We used a 10-fold stratified cross validation strategy to test all algorithms, in which each image appears once in the test set over all folds. Due to the high class imbalance, over 0.9 accuracy is achieved by most of the techniques in Table 1. We do not rely only on accuracy in our results due to the bias introduced by the imbalanced classes. The interesting comparison for the methods lies in the recall numbers, which quantify the capability of the methods to identify images with artefacts. The results show that the CNN-based technique is capable of identifying the presence of motion artefacts with high recall compared to other techniques. Note in particular that introducing the data with k-space corruption increases the recall number from 0.466 to 0.642. Additional data augmentation improves the recall further to 0.652. All state-of-the-art classification methods reach high accuracy, but Adaboost is capable to reach comparable recall to CNNs without data augmentation. However, the precision of Adaboost is lower compared to the CNN results. Moreover, the F1-score illustrates the improvement of performance using CNN-based methods compared to state-of-the-art machine learning approaches. The F1-score reaches 0.704 with k-space corrupted data and achieves 0.722 with additional data augmentation.

Table 1. Mean accuracy, precision, recall and F1 score results of image classification for motion artefacts. 10-fold cross validation is used and each image is labelled once over all folds.

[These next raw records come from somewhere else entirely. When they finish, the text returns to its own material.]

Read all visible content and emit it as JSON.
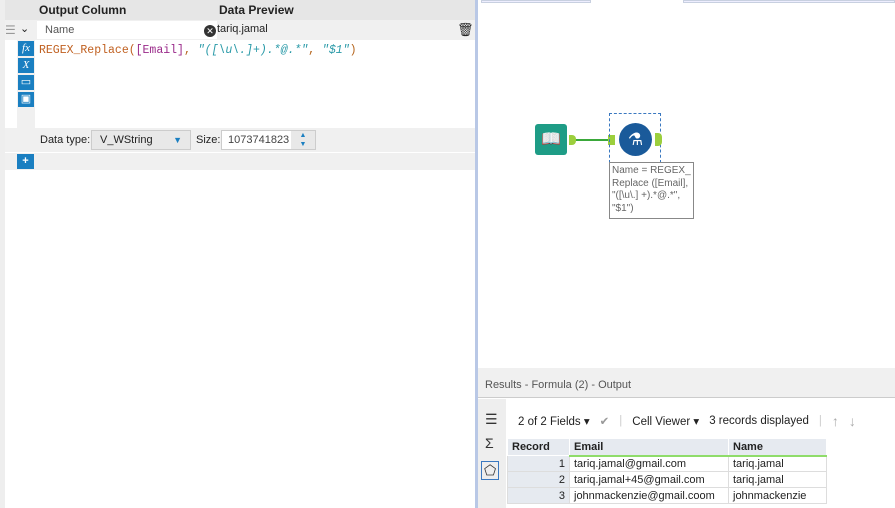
{
  "formula_panel": {
    "headers": {
      "output_column": "Output Column",
      "data_preview": "Data Preview"
    },
    "field_name": "Name",
    "preview_value": "tariq.jamal",
    "expression": {
      "func": "REGEX_Replace(",
      "field": "[Email]",
      "sep": ", ",
      "pattern": "\"([\\u\\.]+).*@.*\"",
      "sep2": ", ",
      "replacement": "\"$1\"",
      "close": ")"
    },
    "data_type_label": "Data type:",
    "data_type_value": "V_WString",
    "size_label": "Size:",
    "size_value": "1073741823",
    "icons": [
      "fx-icon",
      "variable-icon",
      "open-folder-icon",
      "save-icon"
    ]
  },
  "canvas": {
    "annotation": "Name = REGEX_Replace ([Email], \"([\\u\\.] +).*@.*\", \"$1\")"
  },
  "results": {
    "title": "Results - Formula (2) - Output",
    "fields_selector": "2 of 2 Fields",
    "cell_viewer": "Cell Viewer",
    "records_displayed": "3 records displayed",
    "columns": [
      "Record",
      "Email",
      "Name"
    ],
    "rows": [
      [
        "1",
        "tariq.jamal@gmail.com",
        "tariq.jamal"
      ],
      [
        "2",
        "tariq.jamal+45@gmail.com",
        "tariq.jamal"
      ],
      [
        "3",
        "johnmackenzie@gmail.coom",
        "johnmackenzie"
      ]
    ]
  },
  "colors": {
    "accent": "#1a7fc1",
    "input_tool": "#1e9c86",
    "formula_tool": "#1a5a9a",
    "connection": "#3aa83a"
  }
}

5 Discussion and Conclusion

In this paper, we have proposed a CNN-based technique for identifying motion-related artefacts in a large 2D CINE CMR dataset with high accuracy and recall. We have addressed the issue of high class imbalance by proposing the use of a k-space corruption data generation scheme for data augmentation, which clearly outperforms the basic data augmentation due to its capability to generate realistic artefact images. We have shown that a 3D CNN based neural network architecture developed for video classification is capable of classifying motion artefacts, outperforming other state-of-the-art techniques. To the best knowledge of the authors, this is the first paper to have tackled this clinical problem for a real CMR dataset. Our work brings fully automated evaluation of ventricular function from CMR imaging a step closer to clinically acceptable standards, enabling analysis of large imaging datasets such as the UK Biobank.

In future work, we plan to validate our method on the entire UK Biobank cohort, which is eventually expected to be 100,000 CMR images. Moreover, our current technique focuses only on mid-ventricular slices and in future we will use other slices in order to perform a more thorough image quality assessment.